Jika Robinson menamai pulau asing tempatnya terdampar dengan nama Pulau Speranza, maka akan saya namai pulau saya dengan Pulau Mancawarna. Saya suka dengan nama ini, karena terdengar begitu nyaring di telinga, gampang dikenal dan terkenal.
Di pulau ini, tentu saja saya akan mengangkat diri menjadi raja—sementara Robinson mengangkat diri sebagai gubernur—dengan istana yang bernama Pancawara dan berhak atas segala yang ada di dalamnya. Semuanya akan saya atur sendiri.

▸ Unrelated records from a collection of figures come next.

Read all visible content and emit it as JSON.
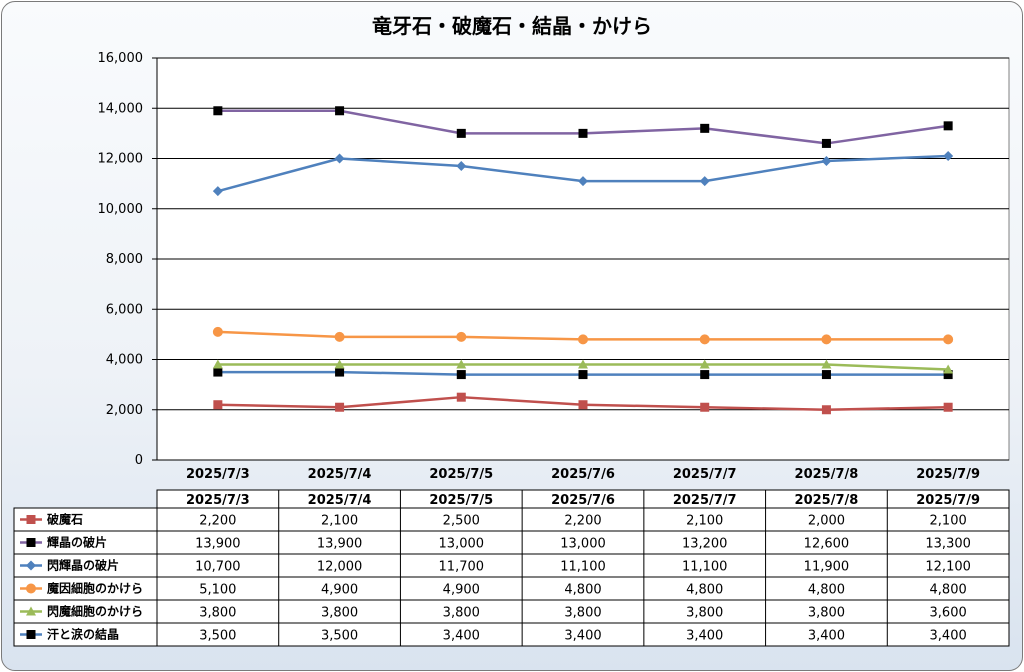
{
  "chart_data": {
    "type": "line",
    "title": "竜牙石・破魔石・結晶・かけら",
    "categories": [
      "2025/7/3",
      "2025/7/4",
      "2025/7/5",
      "2025/7/6",
      "2025/7/7",
      "2025/7/8",
      "2025/7/9"
    ],
    "ylim": [
      0,
      16000
    ],
    "yticks": [
      "0",
      "2,000",
      "4,000",
      "6,000",
      "8,000",
      "10,000",
      "12,000",
      "14,000",
      "16,000"
    ],
    "ytick_values": [
      0,
      2000,
      4000,
      6000,
      8000,
      10000,
      12000,
      14000,
      16000
    ],
    "grid": true,
    "legend": "data-table",
    "series": [
      {
        "name": "破魔石",
        "color": "#c0504d",
        "marker": "square",
        "values": [
          2200,
          2100,
          2500,
          2200,
          2100,
          2000,
          2100
        ],
        "labels": [
          "2,200",
          "2,100",
          "2,500",
          "2,200",
          "2,100",
          "2,000",
          "2,100"
        ]
      },
      {
        "name": "輝晶の破片",
        "color": "#8064a2",
        "marker": "square-black",
        "values": [
          13900,
          13900,
          13000,
          13000,
          13200,
          12600,
          13300
        ],
        "labels": [
          "13,900",
          "13,900",
          "13,000",
          "13,000",
          "13,200",
          "12,600",
          "13,300"
        ]
      },
      {
        "name": "閃輝晶の破片",
        "color": "#4f81bd",
        "marker": "diamond",
        "values": [
          10700,
          12000,
          11700,
          11100,
          11100,
          11900,
          12100
        ],
        "labels": [
          "10,700",
          "12,000",
          "11,700",
          "11,100",
          "11,100",
          "11,900",
          "12,100"
        ]
      },
      {
        "name": "魔因細胞のかけら",
        "color": "#f79646",
        "marker": "circle",
        "values": [
          5100,
          4900,
          4900,
          4800,
          4800,
          4800,
          4800
        ],
        "labels": [
          "5,100",
          "4,900",
          "4,900",
          "4,800",
          "4,800",
          "4,800",
          "4,800"
        ]
      },
      {
        "name": "閃魔細胞のかけら",
        "color": "#9bbb59",
        "marker": "triangle",
        "values": [
          3800,
          3800,
          3800,
          3800,
          3800,
          3800,
          3600
        ],
        "labels": [
          "3,800",
          "3,800",
          "3,800",
          "3,800",
          "3,800",
          "3,800",
          "3,600"
        ]
      },
      {
        "name": "汗と涙の結晶",
        "color": "#4f81bd",
        "marker": "square-black",
        "values": [
          3500,
          3500,
          3400,
          3400,
          3400,
          3400,
          3400
        ],
        "labels": [
          "3,500",
          "3,500",
          "3,400",
          "3,400",
          "3,400",
          "3,400",
          "3,400"
        ]
      }
    ]
  }
}
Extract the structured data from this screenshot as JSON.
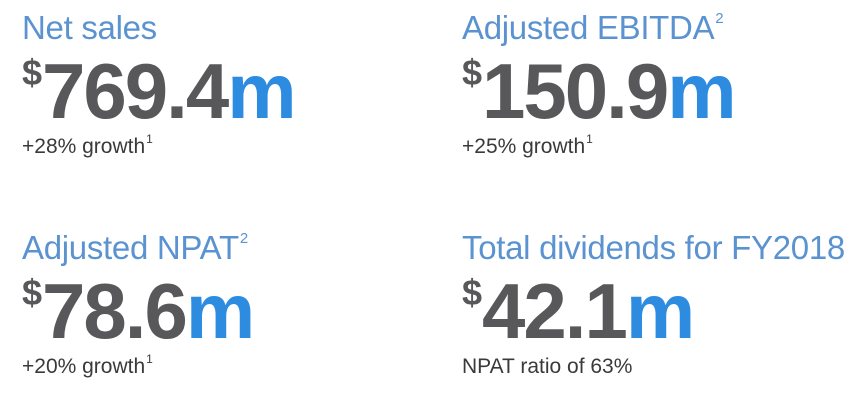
{
  "metrics": {
    "net_sales": {
      "title": "Net sales",
      "title_footnote": "",
      "currency": "$",
      "number": "769.4",
      "unit": "m",
      "note": "+28% growth",
      "note_footnote": "1"
    },
    "ebitda": {
      "title": "Adjusted EBITDA",
      "title_footnote": "2",
      "currency": "$",
      "number": "150.9",
      "unit": "m",
      "note": "+25% growth",
      "note_footnote": "1"
    },
    "npat": {
      "title": "Adjusted NPAT",
      "title_footnote": "2",
      "currency": "$",
      "number": "78.6",
      "unit": "m",
      "note": "+20% growth",
      "note_footnote": "1"
    },
    "dividends": {
      "title": "Total dividends for FY2018",
      "title_footnote": "",
      "currency": "$",
      "number": "42.1",
      "unit": "m",
      "note": "NPAT ratio of 63%",
      "note_footnote": ""
    }
  },
  "colors": {
    "title": "#5b93d0",
    "value": "#58585a",
    "unit": "#2d8ce0",
    "note": "#3a3a3a",
    "background": "#ffffff"
  }
}
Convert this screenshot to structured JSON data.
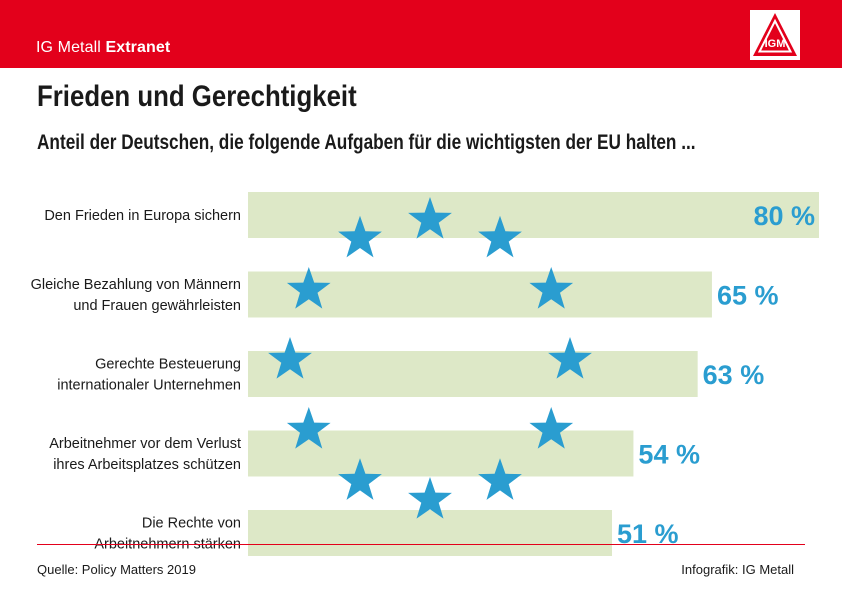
{
  "header": {
    "brand_regular": "IG Metall",
    "brand_bold": "Extranet",
    "logo_text": "IGM"
  },
  "colors": {
    "header_red": "#e3001b",
    "bar_fill": "#dde8c7",
    "star_blue": "#2a9dd0",
    "value_blue": "#2a9dd0"
  },
  "title": "Frieden und Gerechtigkeit",
  "subtitle": "Anteil der Deutschen, die folgende Aufgaben für die wichtigsten der EU halten ...",
  "chart_data": {
    "type": "bar",
    "orientation": "horizontal",
    "categories": [
      [
        "Den Frieden in Europa sichern"
      ],
      [
        "Gleiche Bezahlung von Männern",
        "und Frauen gewährleisten"
      ],
      [
        "Gerechte Besteuerung",
        "internationaler Unternehmen"
      ],
      [
        "Arbeitnehmer vor dem Verlust",
        "ihres Arbeitsplatzes schützen"
      ],
      [
        "Die Rechte von",
        "Arbeitnehmern stärken"
      ]
    ],
    "values": [
      80,
      65,
      63,
      54,
      51
    ],
    "value_labels": [
      "80 %",
      "65 %",
      "63 %",
      "54 %",
      "51 %"
    ],
    "unit": "%",
    "xlim": [
      0,
      80
    ],
    "grid": false,
    "legend": "none",
    "decoration": "ring of twelve EU stars over the bars"
  },
  "footer": {
    "source": "Quelle: Policy Matters 2019",
    "credit": "Infografik: IG Metall"
  }
}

Dan jika ada yang ingin ikut menumpang, maka ia harus tunduk dengan aturan saya termasuk menjadi babu saya.
Sebagai seorang raja di Pulau Mancawarna, tentu saja hal pertama yang akan saya lakukan yakni memantau semua area pulau dengan sebuah boat. Mungkin saya perlu seorang asisten yang kemudian saya sebut panjak untuk menjadi sopir boat saya mengelilingi pulau.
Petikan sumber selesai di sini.